Een aantal toeschouwers ziet ’s avonds om kwart voor elf een jacht zonder boordverlichting de pieren van Scheveningen binnenvaren. Het dagblad De Vrije Zeeuw schrijft: ‘Het jacht was de haven al binnengelopen maar is daarna teruggekeerd. Het heeft de zee echter niet meer bereikt omdat het tegen het Noorderhavenhoofd te pletter sloeg. De golven, opgezweept door een krachtige zuidwestelijke wind, sleurden het jacht, dat toen nog één zeil ophad, over de aan de voet van het havenhoofd liggende basaltblokken aan de buitenkant van het Noorderhoofd in de richting van het strand’.
Toeschouwers zien dat twee bemanningsleden langs de hoog opgetaste basaltblokken op de pier klimmen en zich in veiligheid stellen. De oudste droeg een schipperstrui en de jongste een oliejas. Ze maken zich niet bekend aan de havenmeester die gewaarschuwd werd en inmiddels aanwezig is. Zijn vraag ‘waren jullie met z’n tweeën?’ wordt met een kort ‘ja’ beantwoord. Daarna stappen ze drijfnat en wel in een gereedstaande wagen die met grote snelheid wegrijdt. Inmiddels is ook de politie in jeeps gearriveerd, ‘ze zoeken zich in hevige slagregens een weg naar het wrak’.
Na enige tijd wordt in de branding de naamplaat van het jacht gevonden, in grote koperen letters staat daarop: Caro.
Taxi naar Rotterdam
Die avond worden ook nog een boek over jurisprudentie en een damestasje van slangenleer in het water aangetroffen. De Haagse politie doet op zondagochtend een radio-oproep om informatie over de opvarenden te krijgen. Intussen gaat in Scheveningen het verhaal rond dat het om een smokkelschip gaat. Het jacht had eerst aangemeerd aan het strandje tussen de pieren en was vervolgens weer snel weggevaren. En waarom ging de bemanning er na de schipbreuk zo snel vandoor?

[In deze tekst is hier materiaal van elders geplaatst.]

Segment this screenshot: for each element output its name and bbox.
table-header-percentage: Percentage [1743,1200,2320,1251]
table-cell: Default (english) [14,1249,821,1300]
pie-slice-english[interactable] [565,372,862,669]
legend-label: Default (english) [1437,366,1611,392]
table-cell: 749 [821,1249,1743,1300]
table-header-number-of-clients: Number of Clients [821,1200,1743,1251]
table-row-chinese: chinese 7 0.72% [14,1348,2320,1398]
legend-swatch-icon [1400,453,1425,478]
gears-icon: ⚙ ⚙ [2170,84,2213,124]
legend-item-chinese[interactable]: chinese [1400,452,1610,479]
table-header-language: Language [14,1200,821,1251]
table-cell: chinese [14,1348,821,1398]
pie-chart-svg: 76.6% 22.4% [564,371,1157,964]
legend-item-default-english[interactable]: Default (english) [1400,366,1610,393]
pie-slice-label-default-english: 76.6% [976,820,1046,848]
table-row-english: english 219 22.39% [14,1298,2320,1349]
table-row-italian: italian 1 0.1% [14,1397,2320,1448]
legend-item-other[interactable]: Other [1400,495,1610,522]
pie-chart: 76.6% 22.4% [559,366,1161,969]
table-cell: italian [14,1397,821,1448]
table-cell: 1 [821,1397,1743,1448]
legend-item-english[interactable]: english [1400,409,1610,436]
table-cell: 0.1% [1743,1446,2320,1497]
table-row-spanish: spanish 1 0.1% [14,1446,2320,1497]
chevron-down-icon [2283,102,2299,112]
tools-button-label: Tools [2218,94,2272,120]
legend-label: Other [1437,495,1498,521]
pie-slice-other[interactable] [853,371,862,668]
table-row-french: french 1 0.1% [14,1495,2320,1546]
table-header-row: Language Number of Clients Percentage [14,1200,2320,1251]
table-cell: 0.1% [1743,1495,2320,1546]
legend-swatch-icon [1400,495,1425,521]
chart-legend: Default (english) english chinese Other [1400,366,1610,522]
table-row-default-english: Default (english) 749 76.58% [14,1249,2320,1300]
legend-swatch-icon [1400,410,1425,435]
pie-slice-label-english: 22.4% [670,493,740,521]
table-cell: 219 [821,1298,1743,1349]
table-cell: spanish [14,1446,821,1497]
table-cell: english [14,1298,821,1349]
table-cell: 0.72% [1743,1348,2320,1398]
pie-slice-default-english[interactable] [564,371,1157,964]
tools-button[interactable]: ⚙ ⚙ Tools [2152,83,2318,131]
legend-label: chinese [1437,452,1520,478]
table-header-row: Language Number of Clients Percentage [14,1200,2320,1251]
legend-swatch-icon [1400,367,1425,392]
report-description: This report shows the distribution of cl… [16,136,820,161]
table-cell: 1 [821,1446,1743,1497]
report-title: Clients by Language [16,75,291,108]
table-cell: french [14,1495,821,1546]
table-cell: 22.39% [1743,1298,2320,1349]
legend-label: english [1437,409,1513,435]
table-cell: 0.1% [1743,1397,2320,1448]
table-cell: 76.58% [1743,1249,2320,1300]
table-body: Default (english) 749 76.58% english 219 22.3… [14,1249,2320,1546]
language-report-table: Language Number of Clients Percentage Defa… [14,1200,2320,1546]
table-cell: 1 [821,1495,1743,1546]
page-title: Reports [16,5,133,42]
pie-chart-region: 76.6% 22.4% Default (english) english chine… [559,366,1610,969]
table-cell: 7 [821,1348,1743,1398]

De politie heeft inmiddels achterhaald dat de drenkelingen met een taxi richting Rotterdam waren gereden. Door een verwisseling van taxichauffeurs wordt echter niet bekend waar de twee naar toe zijn gebracht. Pas in de loop van de zondag brengt een op het strand gevonden waslijst van een firma in Dordrecht uitkomst. Bij navraag blijkt de Caro daar bekend en derhalve ook haar eigenaar én de tijdelijke gebruiker. Dat blijkt mr. Jaap Burger, Tweede Kamerlid en fractievoorzitter van de PvdA. De tweede opvarende is de 24-jarige schipper.
Het blijkt dat eigenaar Baron Opsomer, vooraanstaand lid van de Yacht Club de Belgique in Antwerpen, dit seizoen weinig gelegenheid had om te zeilen, schrijft de krant. ‘Hij heeft daarom zijn eigendom in bruikleen afgestaan aan zijn goede sportvriend de heer Burger’. In die tijd was Jaap Burger een bekend politicus. In de Tweede Wereldoorlog was hij Engelandvaarder, kort na zijn aankomst in Londen werd hij benoemd tot minister in het oorlogskabinet Gerbrandy.
Desastreuze gevolgen
In Dordrecht zijn Burger en zijn schipper op zondagavond op de hoogte gesteld van de consternatie die er in Scheveningen heerst. Ze gaan terug naar de plek des onheils. Een krant omschrijft wat ze aantreffen: ‘Ze lopen tussen honderden mensen die – politie of niet – een formidabele hoeveelheid aanmaakhout van de Caro voor de komende winter binnensleepten. Ze keken toe hoe alles van enige waarde in een minimum van tijd verdween. Bij gansche zwaarden tegelijk verdwenen de stukken van het door een woedende zee kapot geslagen jacht’.